The study mice were treated for lymphocytic choriomeningitis, a viral infection of the membranes surrounding the brain and spinal cord. Measurements were taken for two types of T-cells, CD4 and CD8 T-cells, before and after the mice were treated with interleuikin-21.
“Interleukin-21 served as the key messenger between the T-cells, whereas before we didn’t know exactly how the two types of cells communicated with each other,” Zajac said. The CD4 T-cells help the immune system do its job by boosting CD8 T-cells’ ability to fight and kill viruses.
Co-authors on the study include John Yi and Ming Du, Ph.D., both of UAB’s Department of Microbiology. Research funds came from the National Institutes of Health.
Source: University of Alabama at Birmingham
IL-21 modulates CD4+ CD25+ regulatory T-cell homeostasis in experimental autoimmune encephalomyelitis.
Scand J Immunol. 2008 Jan;67(1):37-46.
Piao WH, Jee YH, Liu RL, Coons SW, Kala M, Collins M, Young DA, Campagnolo DI, Vollmer TL, Bai XF, La Cava A, Shi FD.

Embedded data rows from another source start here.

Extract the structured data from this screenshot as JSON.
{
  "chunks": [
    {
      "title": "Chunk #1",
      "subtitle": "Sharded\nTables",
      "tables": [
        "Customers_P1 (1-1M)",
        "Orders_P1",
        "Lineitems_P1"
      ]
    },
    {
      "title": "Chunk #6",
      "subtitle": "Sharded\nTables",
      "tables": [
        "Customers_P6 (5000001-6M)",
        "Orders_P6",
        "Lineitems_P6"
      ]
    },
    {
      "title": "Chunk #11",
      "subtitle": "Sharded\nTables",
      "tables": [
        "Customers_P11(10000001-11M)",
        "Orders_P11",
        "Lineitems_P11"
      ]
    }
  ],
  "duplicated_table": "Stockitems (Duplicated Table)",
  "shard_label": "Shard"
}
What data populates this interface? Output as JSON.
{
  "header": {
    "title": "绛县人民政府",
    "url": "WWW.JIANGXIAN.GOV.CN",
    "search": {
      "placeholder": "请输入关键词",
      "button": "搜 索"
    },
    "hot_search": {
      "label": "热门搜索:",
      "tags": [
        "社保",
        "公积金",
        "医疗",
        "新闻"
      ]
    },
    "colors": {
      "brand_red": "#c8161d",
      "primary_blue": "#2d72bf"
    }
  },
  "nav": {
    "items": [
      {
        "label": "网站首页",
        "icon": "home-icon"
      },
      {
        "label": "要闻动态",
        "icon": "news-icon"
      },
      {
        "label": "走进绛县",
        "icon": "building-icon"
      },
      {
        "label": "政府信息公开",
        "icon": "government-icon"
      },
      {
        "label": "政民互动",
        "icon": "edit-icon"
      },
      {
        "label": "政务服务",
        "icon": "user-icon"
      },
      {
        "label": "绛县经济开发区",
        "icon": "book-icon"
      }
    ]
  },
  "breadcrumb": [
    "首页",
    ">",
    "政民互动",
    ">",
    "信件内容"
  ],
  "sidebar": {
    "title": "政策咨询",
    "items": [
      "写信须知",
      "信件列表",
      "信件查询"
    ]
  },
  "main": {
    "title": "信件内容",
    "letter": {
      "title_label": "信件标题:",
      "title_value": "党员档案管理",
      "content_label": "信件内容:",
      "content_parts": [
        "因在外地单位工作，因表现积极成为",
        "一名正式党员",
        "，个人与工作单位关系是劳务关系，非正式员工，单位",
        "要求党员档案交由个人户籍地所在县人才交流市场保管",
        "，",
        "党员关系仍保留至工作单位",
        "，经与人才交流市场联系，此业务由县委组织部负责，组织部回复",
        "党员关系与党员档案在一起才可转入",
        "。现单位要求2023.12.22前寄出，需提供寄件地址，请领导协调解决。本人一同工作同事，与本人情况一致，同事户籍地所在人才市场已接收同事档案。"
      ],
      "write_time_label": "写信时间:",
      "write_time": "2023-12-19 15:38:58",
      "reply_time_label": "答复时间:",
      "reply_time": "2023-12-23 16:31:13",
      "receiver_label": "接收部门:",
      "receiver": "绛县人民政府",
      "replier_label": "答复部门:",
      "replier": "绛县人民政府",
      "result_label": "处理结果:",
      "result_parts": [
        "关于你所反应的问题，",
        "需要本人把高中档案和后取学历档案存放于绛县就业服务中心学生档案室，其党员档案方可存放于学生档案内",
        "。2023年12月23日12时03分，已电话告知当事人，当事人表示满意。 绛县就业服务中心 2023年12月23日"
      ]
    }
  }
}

Barrow Neurological Institute, St Joseph's Hospital and Medical Center, Phoenix, AZ 85013, USA.
The homeostasis of CD4+ CD25+ regulatory T cells (Tregs) depends on the cytokine interleukin (IL)-2. As IL-21 shares sequence homology with IL-2 and the IL-21 receptors contain a gamma-chain common to IL-2, we hypothesized that IL-21 could also affect the homeostasis of Tregs. We tested this hypothesis in experimental autoimmune encephalomyelitis (EAE), an animal model of relapsing-remitting human multiple sclerosis.
We show that blockade of IL-21 in SJL/J mice before and after the induction of EAE enhances the influx of inflammatory cells into the central nervous system (CNS). The blockade of IL-21 leads to proliferation of proteolipid peptide (PLP(139-151))-autoreactive CD4+ T cells, which are capable to cause severe EAE in adoptively transferred recipient mice. Conversely, Tregs from mice where IL-21 was blocked, lose their capacity to prevent EAE induced PLP(139-151)-reactive T cells.
Notably, direct effects of IL-21 on Tregs are confirmed by studies of blockade of IL-21 in mice expressing a green fluorescent protein 'knocked' into a Foxp3 allele, in which a reduction of the number of Tregs and a downregulation of their frequency and expression of Foxp3 are observed. These data suggest a role of the IL-21/IL-21R axis in the homeostasis of Tregs in CNS autoimmunity.